Shattering the Crystal Wall
It seems like nowadays, we only talk when something’s wrong. I don’t know when we decided that. Was there an old us? If there was, I guess I miss it. At least, I miss feeling like you were the person I trusted most in the world. It’s a sad thing when you realize you’re only holding onto someone’s trust out of habit. When was it that we promised each other we had secrets nobody else could know? When was it that I gave up on that idea, and a million others we both had simultaneously, and about each other, without ever having to say a thing?
I’ve been worried a lot lately about whether I’m the person I think I am. And if I’m not, who am I? This isn’t like Alice in Wonderland, where my identity is only a question of my height and weight and whether I can talk to cats. Alice had it easy.

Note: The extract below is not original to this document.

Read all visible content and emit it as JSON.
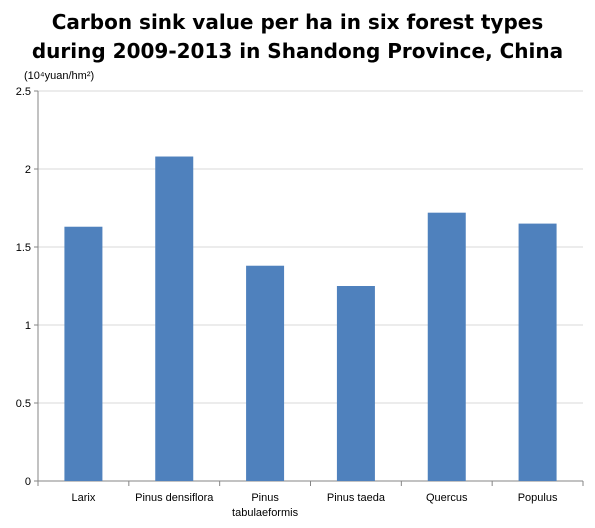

You’ll have to forgive me if I seem confused or if I don’t make an effort in our conversations. It’s not because I don’t care – actually, it’s because I care too much. Every now and then I want to tell you exactly how much is too much, but I know that’s not a good idea, and so most of the time I just try to keep my mouth shut.
It’s interesting how differently everyone in the world perceives us. In any given moment, we could be unknowingly making an impact on someone’s life in a way we can’t imagine. Other times, we do know exactly the impact we’re making, and if it’s a bad one we just have to hope we won’t cross paths with that person again, or if we do it will be under kinder circumstances. The older we get, the longer grows the list of people we wish we could re-do our last moments with. I think last moments are scariest as much because they might not actually be last moments as for any other reason.

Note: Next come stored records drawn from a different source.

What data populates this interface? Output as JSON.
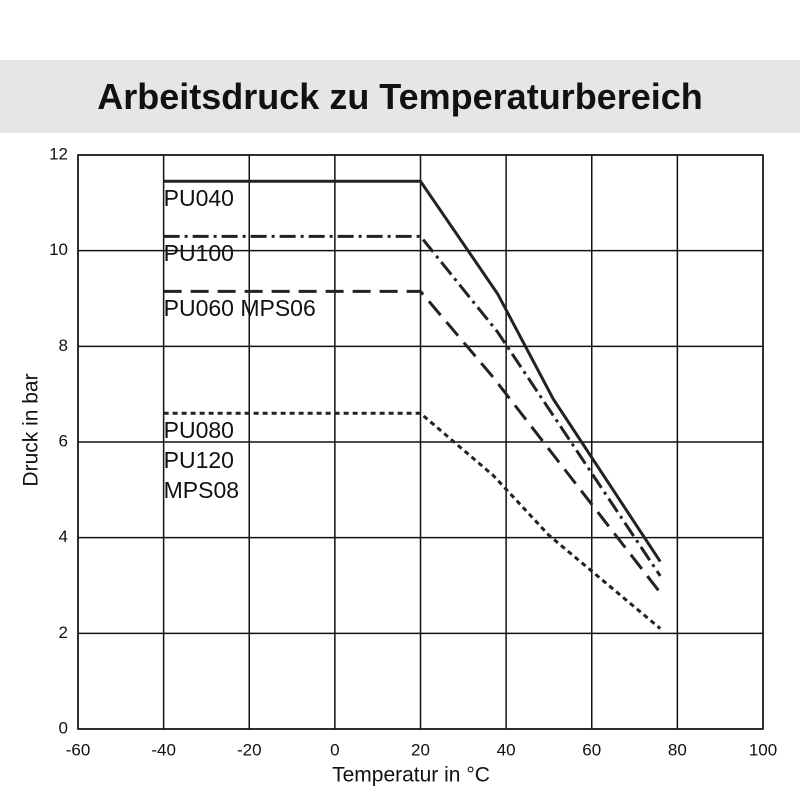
{
  "chart_data": {
    "type": "line",
    "title": "Arbeitsdruck zu Temperaturbereich",
    "x_label": "Temperatur in °C",
    "y_label": "Druck in bar",
    "xlim": [
      -60,
      100
    ],
    "xticks": [
      -60,
      -40,
      -20,
      0,
      20,
      40,
      60,
      80,
      100
    ],
    "ylim": [
      0,
      12
    ],
    "yticks": [
      0,
      2,
      4,
      6,
      8,
      10,
      12
    ],
    "grid": true,
    "series": [
      {
        "name": "PU040",
        "color": "#222222",
        "style": "solid",
        "x": [
          -40,
          20,
          38,
          51,
          76
        ],
        "values": [
          11.45,
          11.45,
          9.1,
          6.9,
          3.5
        ]
      },
      {
        "name": "PU100",
        "color": "#222222",
        "style": "dashdot",
        "x": [
          -40,
          20,
          38,
          76
        ],
        "values": [
          10.3,
          10.3,
          8.3,
          3.2
        ]
      },
      {
        "name": "PU060 MPS06",
        "color": "#222222",
        "style": "dashed",
        "x": [
          -40,
          20,
          37,
          76
        ],
        "values": [
          9.15,
          9.15,
          7.35,
          2.85
        ]
      },
      {
        "name": "PU080\nPU120\nMPS08",
        "color": "#222222",
        "style": "dotted",
        "x": [
          -40,
          20,
          37,
          50,
          76
        ],
        "values": [
          6.6,
          6.6,
          5.3,
          4.05,
          2.1
        ]
      }
    ]
  }
}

I feel like we have more in common than we used to, but less desire to make that mean something. There was a time when as close as we may have been, we couldn’t have been more different. Now, the fact that we actually have more in common than we thought seems to mean little except that we were both wrong about yet another thing.

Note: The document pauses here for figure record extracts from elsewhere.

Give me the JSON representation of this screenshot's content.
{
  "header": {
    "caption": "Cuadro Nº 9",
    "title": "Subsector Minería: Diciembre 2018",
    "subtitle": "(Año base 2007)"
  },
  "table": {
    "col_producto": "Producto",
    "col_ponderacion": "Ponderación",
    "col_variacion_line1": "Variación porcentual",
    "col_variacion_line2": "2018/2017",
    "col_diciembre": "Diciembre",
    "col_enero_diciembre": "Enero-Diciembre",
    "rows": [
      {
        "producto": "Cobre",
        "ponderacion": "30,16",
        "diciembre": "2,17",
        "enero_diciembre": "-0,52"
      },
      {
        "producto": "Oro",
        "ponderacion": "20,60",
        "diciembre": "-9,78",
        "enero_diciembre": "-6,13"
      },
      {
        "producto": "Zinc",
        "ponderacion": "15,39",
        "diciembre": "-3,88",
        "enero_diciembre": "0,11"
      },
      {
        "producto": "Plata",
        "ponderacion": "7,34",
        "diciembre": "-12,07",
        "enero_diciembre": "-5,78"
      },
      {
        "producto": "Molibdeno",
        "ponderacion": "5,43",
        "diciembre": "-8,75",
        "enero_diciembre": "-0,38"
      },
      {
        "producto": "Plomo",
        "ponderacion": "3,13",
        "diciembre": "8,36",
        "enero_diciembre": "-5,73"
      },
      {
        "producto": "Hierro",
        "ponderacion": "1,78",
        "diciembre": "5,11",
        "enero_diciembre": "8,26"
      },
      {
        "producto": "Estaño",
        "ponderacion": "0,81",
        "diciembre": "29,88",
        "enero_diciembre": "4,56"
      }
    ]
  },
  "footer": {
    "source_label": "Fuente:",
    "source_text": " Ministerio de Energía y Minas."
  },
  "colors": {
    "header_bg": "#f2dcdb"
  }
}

It seems strange to say that things happened when we were kids. Aren’t we still kids? I wonder if it ever really stops feeling like you don’t know what you’re doing. I understand more now why people cling on so desperately to their traditions, even when those traditions are clearly harmful. When something is a part of you, reason drops out of the equation. In the end, we’re all just traditionalists fighting other older or younger traditionalists.
Somehow it’s still comforting to think that we could make our way in the world on isolated yet parallel paths. Even if we’re not headed to the same destination, there are points along the way where our lives intersect, and we feel the exact same way at the exact same time. If we don’t meet up again for some time, then I guess this will be goodbye. Not forever; just for now.